At the start of World War One the Imperial German Navy had a large number of surface warships deployed around the world. These posed a considerable threat to British mercantile interests, particularly the import of food and fuel supplies. Their elimination was a matter of urgency.
This book covers the major actions and includes the escape of the Goeben and Breslau to Turkey, where they became units of the Turkish Navy serving in the Black and Aegean Seas. The cruiser Emden, detached from the German East Asia Squadron, sank a Russian cruiser, a French destroyer and twenty-one merchant ships, destroying a cargo valued at £3 million. She was later cornered and sunk by the Australian cruiser Sydney while raiding the Cocos Islands. Also mentioned in this book is the mystery of the Karlsruhe, which was destroyed by an internal explosion.
The German East Asiatic Squadron, consisting of the armoured cruisers Schanhorst and Gneisienau and several light cruisers made passage across the Pacific to the west coast of South America where they encountered and sank two British cruisers, the Monmouth and Good Hope, before themselves being sunk off the Falkland Islands.
The Konigsberg operated from Germany’s colony of Tanga. After sinking a British cruisershe hid in the upper reaches of the Rufiji River. After a lengthy naval and air campaign by British forces she was finally destroyed by the indirect fire from two RN Monitors.
By the middle of 1915 the high seas had been mostly cleared of German surface warships, but three armed German ships dominated Lake Tanganyika. Two British armed motor boats were shipped to the West African coast from England where they made their way by river and an overland haulage to the lake, a 400 mile journey. The result was the destruction of the German gun boats and the invasion of Tanganyika by British forces. This operation became the inspiration for CS Forester’s novel The African Queen and the film that followed.

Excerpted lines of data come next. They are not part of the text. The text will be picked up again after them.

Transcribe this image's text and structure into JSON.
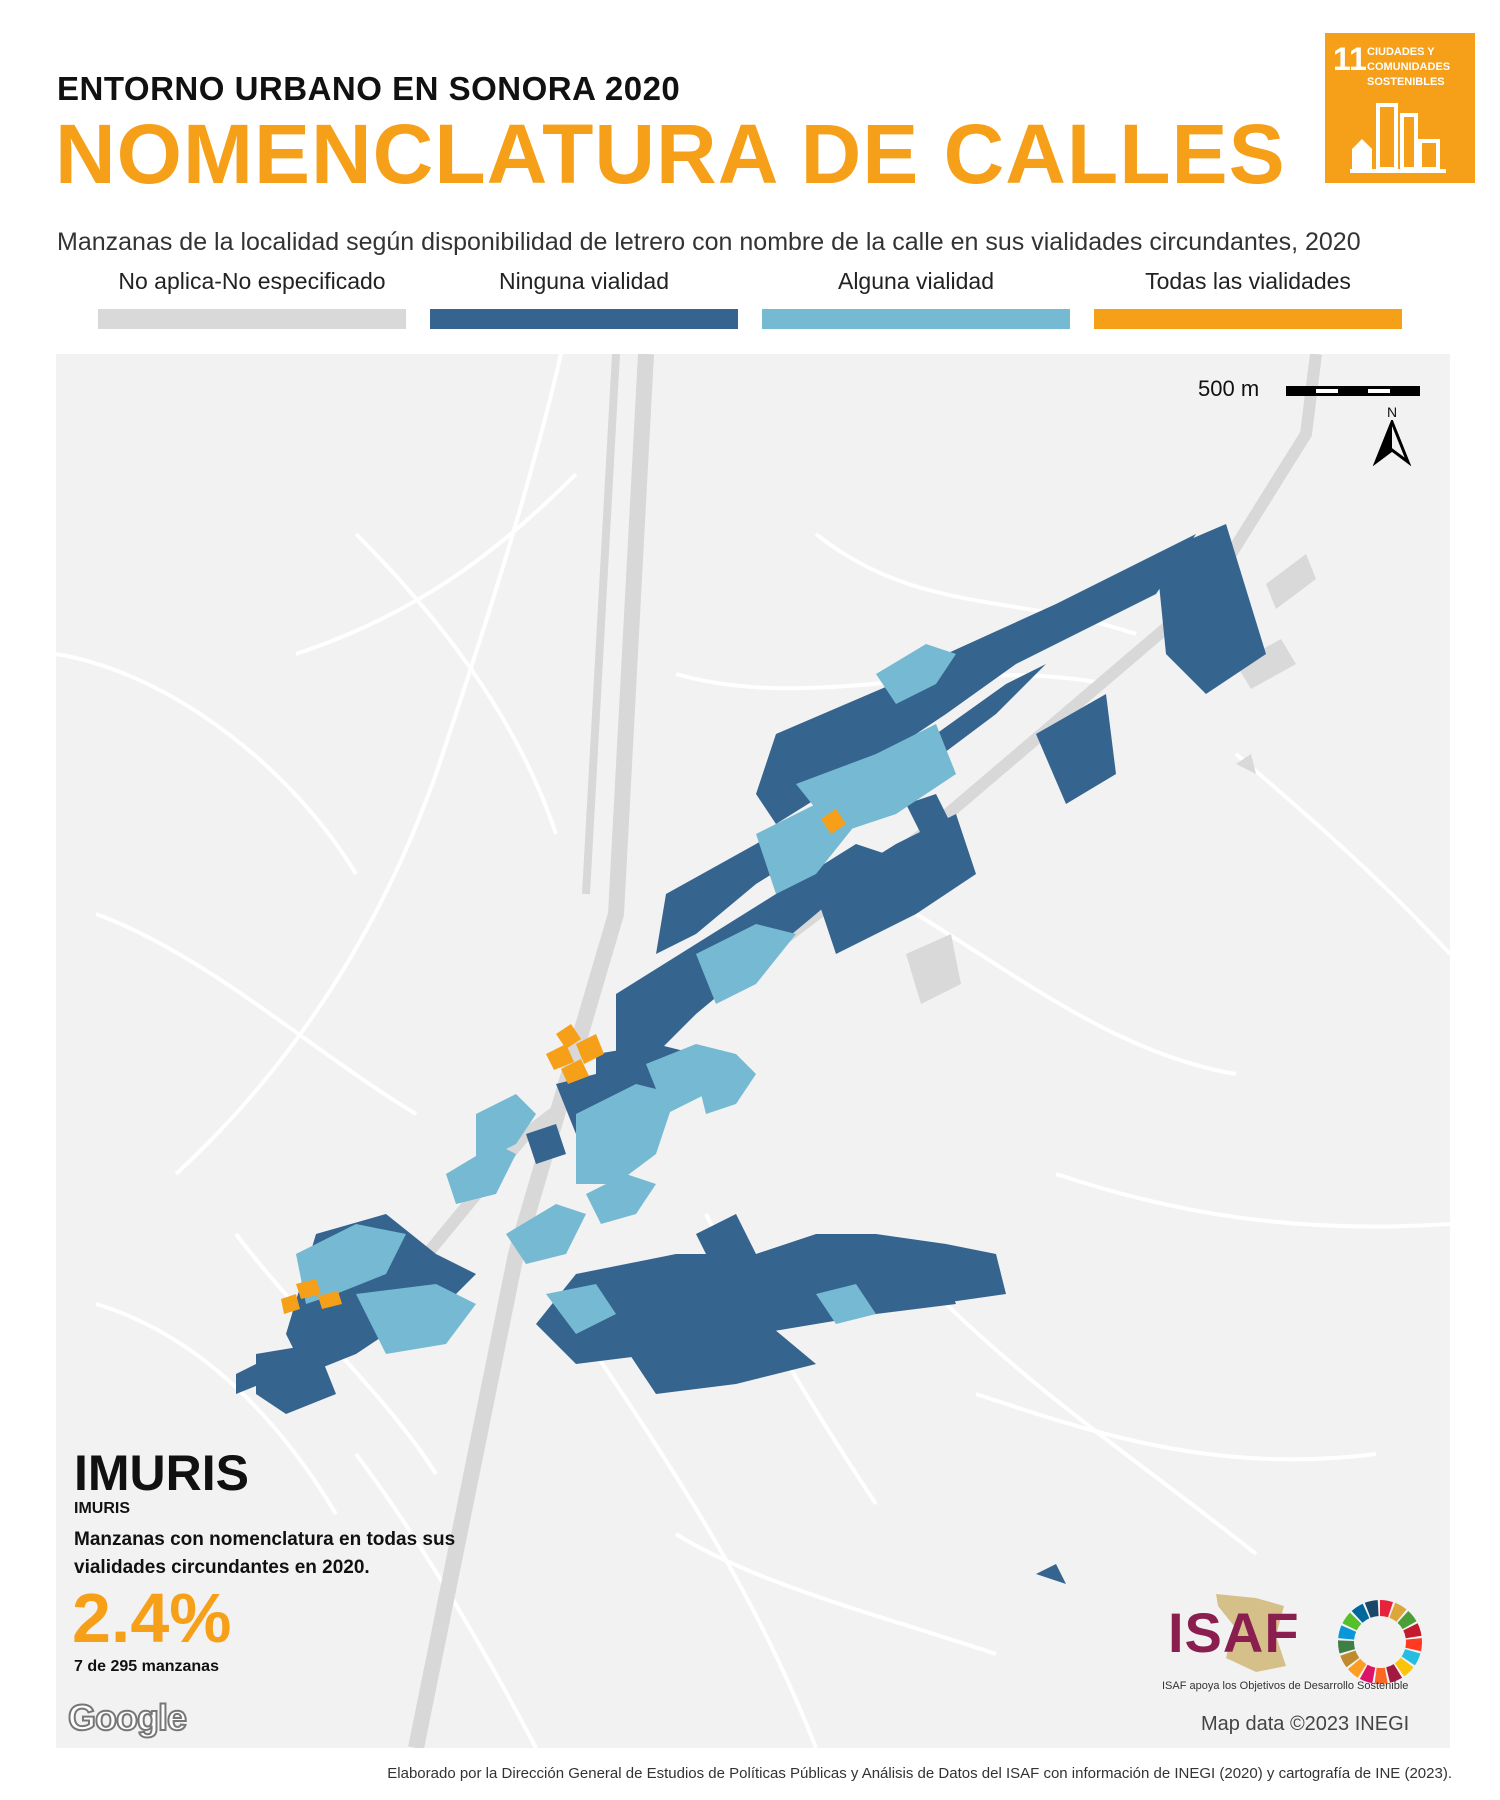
{
  "header": {
    "supertitle": "ENTORNO URBANO EN SONORA 2020",
    "title": "NOMENCLATURA DE CALLES",
    "subtitle": "Manzanas de la localidad según disponibilidad de letrero con nombre de la calle en sus vialidades circundantes, 2020"
  },
  "ods_badge": {
    "number": "11",
    "label": "CIUDADES Y COMUNIDADES SOSTENIBLES",
    "color": "#f6a01a"
  },
  "legend": [
    {
      "label": "No aplica-No especificado",
      "color": "#d9d9d9"
    },
    {
      "label": "Ninguna vialidad",
      "color": "#35648f"
    },
    {
      "label": "Alguna vialidad",
      "color": "#76b9d3"
    },
    {
      "label": "Todas las vialidades",
      "color": "#f6a01a"
    }
  ],
  "map": {
    "scale_label": "500 m",
    "north_label": "N",
    "locality_title": "IMURIS",
    "locality_subtitle": "IMURIS",
    "description": "Manzanas con nomenclatura en todas sus vialidades circundantes en 2020.",
    "percentage": "2.4%",
    "count": "7 de 295 manzanas",
    "google_mark": "Google",
    "attribution": "Map data ©2023 INEGI"
  },
  "isaf": {
    "logo_text": "ISAF",
    "caption": "ISAF apoya los Objetivos de Desarrollo Sostenible"
  },
  "footer": "Elaborado por la Dirección General de Estudios de Políticas Públicas y Análisis de Datos del ISAF con información de INEGI (2020) y cartografía de INE (2023)."
}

HUNTERS AND THE HUNTED The Elimination of German Surface Warships Around the World 1914-15
This well-written and profusely illustrated book tells the story of the elimination of Germany’s surface raiders by the Royal Navy at the outset of nthe Great War. Among the actions narrated are the hunting of the Emden, the Goeben and the sinking of Von Spee’s Scharnhorst and Gneisenau off the Falklands after they had destroyed a British squadron at Coronel. The last ship to go was the Konigsberg, hunted down in East Africa and the basis for CS Forester’s story The African Queen.